Trendy Frozen Yoghurt Chain Yogurberry Is Being Investigated Over Its Health Claims

Yogurberry Chatswood

The NSW Food Authority is investigating “wacky” health claims by frozen yoghurt chain Yogurberry in response to a complaint from consumer action group Choice.

The state government authority is responsible for food safety and labelling regulations, and routinely investigates consumer complaints about misleading or incomplete labelling, unsafe ingredients, and unhygienic food handling.

“The NSW Food Authority has received a complaint from Choice regarding Yogurberry and the Authority is currently looking into the claims,” a spokesperson said.

In a blog post yesterday, Choice said Yogurberry had made a number of “wacky health claims”, including:

– in-store posters claiming that yoghurt contains “vast quantities of bifidus lactobacillus [sic]” that aids digestion and weight loss and can “significantly lower the risk of coronary heart disease”.

– an in-store pamphlet claiming that “calcium is known to have slimming effects” and that “live yoghurt cultures … can slow the ageing process of the body”.

“New laws that take effect from January 2016 will regulate health claims on labels or in ads,” Choice said.

“In the meantime, a transitional standard prohibits claims that a food is slimming or has intrinsic weight-reducing properties, and must not refer to the prevention, diagnosis, cure or alleviation of a disease.”

Choice also took issue with froyo chains Yogurtland and Noggi after visiting five froyo shops in Sydney.

It argued that Yoghurtland, a US chain, displayed measurements in fluid ounces for each flavour and left out information such as fat, saturated fat and sugar despite Food Standards Australia New Zealand requirements.

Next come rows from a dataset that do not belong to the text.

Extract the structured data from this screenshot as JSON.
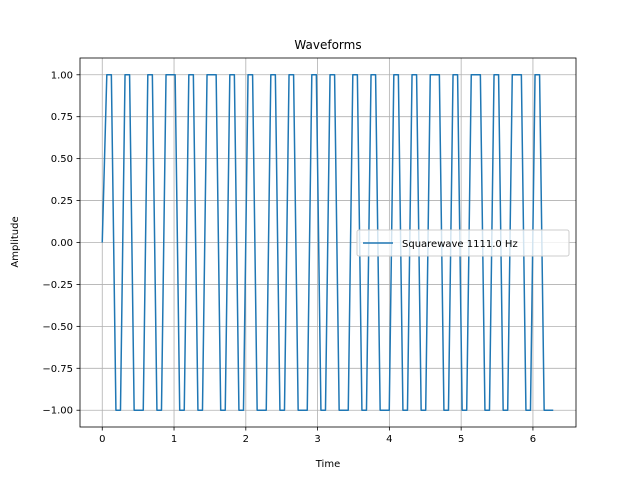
{
  "chart_data": {
    "type": "line",
    "title": "Waveforms",
    "xlabel": "Time",
    "ylabel": "Amplitude",
    "xlim": [
      -0.31,
      6.6
    ],
    "ylim": [
      -1.1,
      1.1
    ],
    "xticks": [
      0,
      1,
      2,
      3,
      4,
      5,
      6
    ],
    "xtick_labels": [
      "0",
      "1",
      "2",
      "3",
      "4",
      "5",
      "6"
    ],
    "yticks": [
      -1.0,
      -0.75,
      -0.5,
      -0.25,
      0.0,
      0.25,
      0.5,
      0.75,
      1.0
    ],
    "ytick_labels": [
      "−1.00",
      "−0.75",
      "−0.50",
      "−0.25",
      "0.00",
      "0.25",
      "0.50",
      "0.75",
      "1.00"
    ],
    "grid": true,
    "legend_position": "center-right",
    "series": [
      {
        "name": "Squarewave 1111.0 Hz",
        "color": "#1f77b4",
        "x": [
          0.0,
          0.0635,
          0.1269,
          0.1904,
          0.2539,
          0.3173,
          0.3808,
          0.4443,
          0.5077,
          0.5712,
          0.6347,
          0.6981,
          0.7616,
          0.8251,
          0.8885,
          0.952,
          1.0155,
          1.0789,
          1.1424,
          1.2059,
          1.2693,
          1.3328,
          1.3963,
          1.4597,
          1.5232,
          1.5867,
          1.6501,
          1.7136,
          1.7771,
          1.8405,
          1.904,
          1.9675,
          2.0309,
          2.0944,
          2.1579,
          2.2213,
          2.2848,
          2.3483,
          2.4117,
          2.4752,
          2.5387,
          2.6021,
          2.6656,
          2.7291,
          2.7925,
          2.856,
          2.9195,
          2.9829,
          3.0464,
          3.1099,
          3.1733,
          3.2368,
          3.3003,
          3.3637,
          3.4272,
          3.4907,
          3.5541,
          3.6176,
          3.6811,
          3.7445,
          3.808,
          3.8715,
          3.9349,
          3.9984,
          4.0619,
          4.1253,
          4.1888,
          4.2523,
          4.3157,
          4.3792,
          4.4427,
          4.5061,
          4.5696,
          4.6331,
          4.6965,
          4.76,
          4.8235,
          4.8869,
          4.9504,
          5.0139,
          5.0773,
          5.1408,
          5.2043,
          5.2677,
          5.3312,
          5.3947,
          5.4581,
          5.5216,
          5.5851,
          5.6485,
          5.712,
          5.7755,
          5.8389,
          5.9024,
          5.9659,
          6.0293,
          6.0928,
          6.1563,
          6.2197,
          6.2832
        ],
        "values": [
          0.0,
          1.0,
          1.0,
          -1.0,
          -1.0,
          1.0,
          1.0,
          -1.0,
          -1.0,
          -1.0,
          1.0,
          1.0,
          -1.0,
          -1.0,
          1.0,
          1.0,
          1.0,
          -1.0,
          -1.0,
          1.0,
          1.0,
          -1.0,
          -1.0,
          1.0,
          1.0,
          1.0,
          -1.0,
          -1.0,
          1.0,
          1.0,
          -1.0,
          -1.0,
          1.0,
          1.0,
          -1.0,
          -1.0,
          -1.0,
          1.0,
          1.0,
          -1.0,
          -1.0,
          1.0,
          1.0,
          -1.0,
          -1.0,
          -1.0,
          1.0,
          1.0,
          -1.0,
          -1.0,
          1.0,
          1.0,
          -1.0,
          -1.0,
          -1.0,
          1.0,
          1.0,
          -1.0,
          -1.0,
          1.0,
          1.0,
          -1.0,
          -1.0,
          -1.0,
          1.0,
          1.0,
          -1.0,
          -1.0,
          1.0,
          1.0,
          -1.0,
          -1.0,
          1.0,
          1.0,
          1.0,
          -1.0,
          -1.0,
          1.0,
          1.0,
          -1.0,
          -1.0,
          1.0,
          1.0,
          1.0,
          -1.0,
          -1.0,
          1.0,
          1.0,
          -1.0,
          -1.0,
          1.0,
          1.0,
          1.0,
          -1.0,
          -1.0,
          1.0,
          1.0,
          -1.0,
          -1.0,
          -1.0
        ]
      }
    ]
  }
}
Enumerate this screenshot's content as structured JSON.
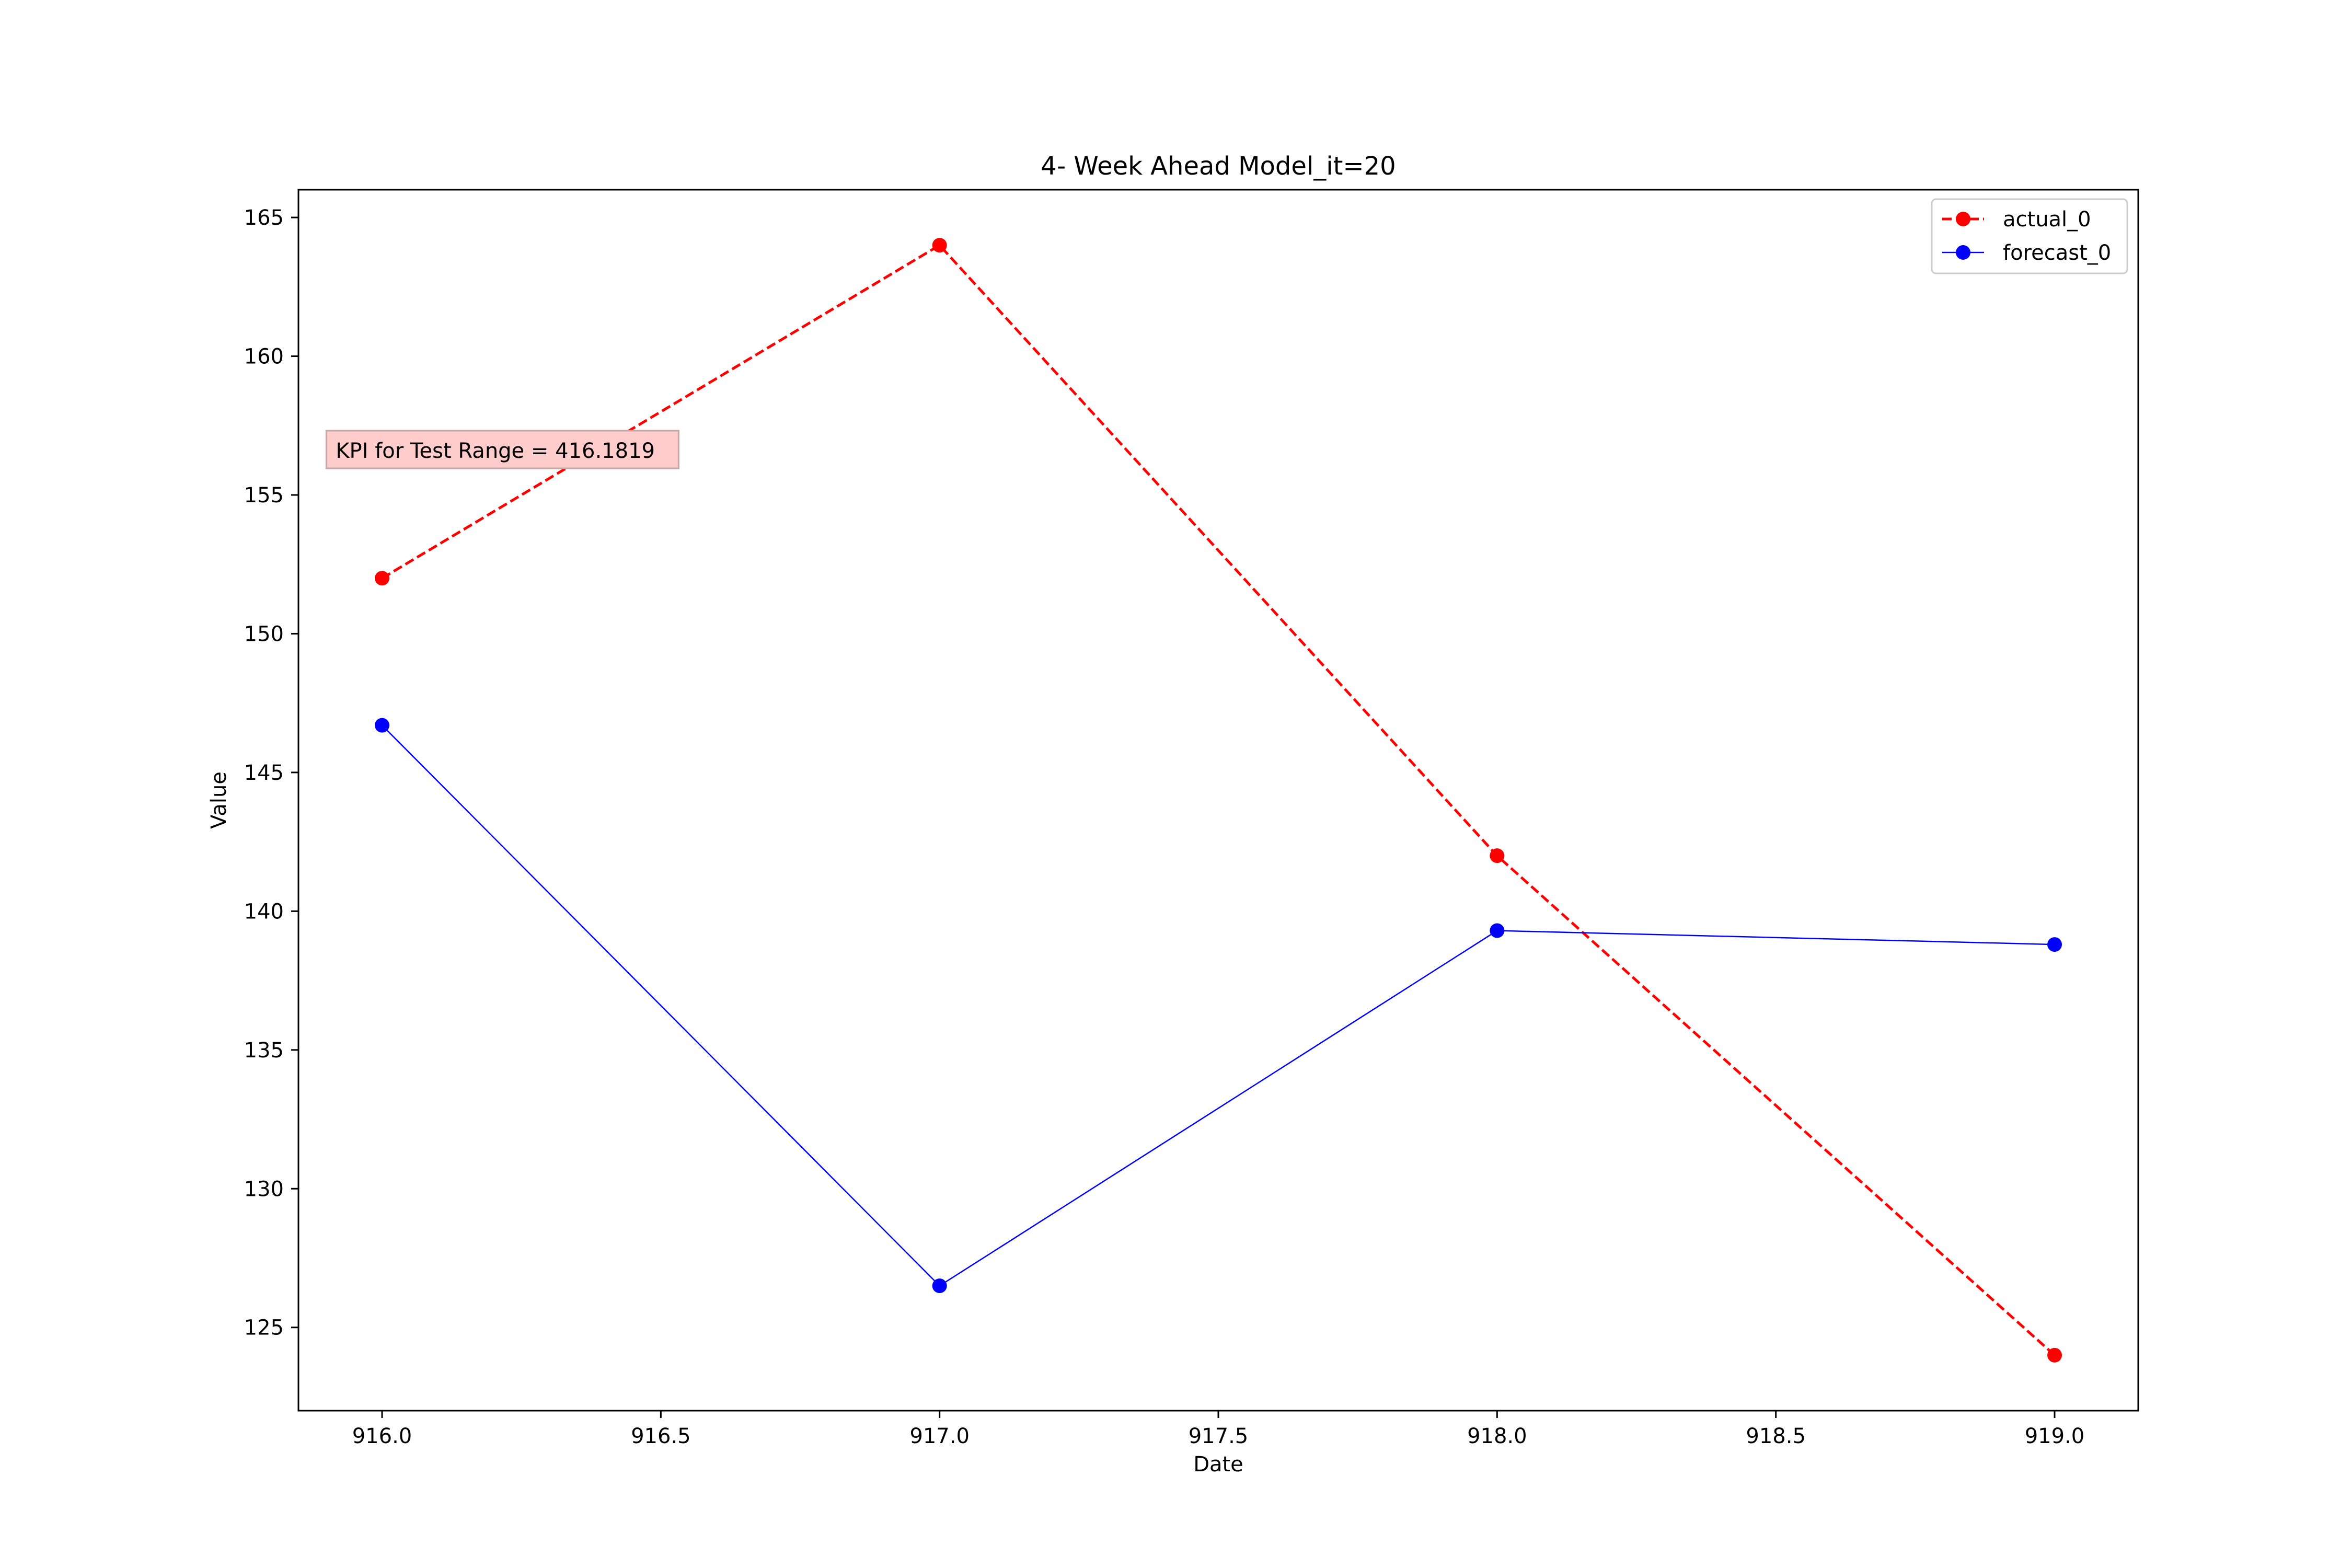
{
  "chart_data": {
    "type": "line",
    "title": "4- Week Ahead Model_it=20",
    "xlabel": "Date",
    "ylabel": "Value",
    "xlim": [
      915.85,
      919.15
    ],
    "ylim": [
      122,
      166
    ],
    "x_ticks": [
      916.0,
      916.5,
      917.0,
      917.5,
      918.0,
      918.5,
      919.0
    ],
    "x_tick_labels": [
      "916.0",
      "916.5",
      "917.0",
      "917.5",
      "918.0",
      "918.5",
      "919.0"
    ],
    "y_ticks": [
      125,
      130,
      135,
      140,
      145,
      150,
      155,
      160,
      165
    ],
    "y_tick_labels": [
      "125",
      "130",
      "135",
      "140",
      "145",
      "150",
      "155",
      "160",
      "165"
    ],
    "grid": false,
    "legend_position": "top-right",
    "series": [
      {
        "name": "actual_0",
        "color": "#ff0000",
        "line_style": "dashed",
        "marker": "circle",
        "x": [
          916.0,
          917.0,
          918.0,
          919.0
        ],
        "y": [
          152.0,
          164.0,
          142.0,
          124.0
        ]
      },
      {
        "name": "forecast_0",
        "color": "#0000ff",
        "line_style": "solid",
        "marker": "circle",
        "x": [
          916.0,
          917.0,
          918.0,
          919.0
        ],
        "y": [
          146.7,
          126.5,
          139.3,
          138.8
        ]
      }
    ],
    "annotation": {
      "text": "KPI for Test Range = 416.1819",
      "background": "#ffcccc",
      "anchor_x": 915.9,
      "anchor_y": 156.6
    }
  }
}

“Not only is it hard to determine the basics, such as fat and sugar levels, it’s impossible to know, for example, how many active cultures and which strains, or how much omega-3 is in the food,” Choice wrote.

“One chain, Noggi, couldn’t even tell us which of its products contain omega-3, despite laying claim to this health benefit on one of its stores’ website.

“We also found some questionable nutrition information on offer. Noggi’s analysis claims 100g of strawberries provides 1kJ of energy, when in fact it’s closer to 100kJ.”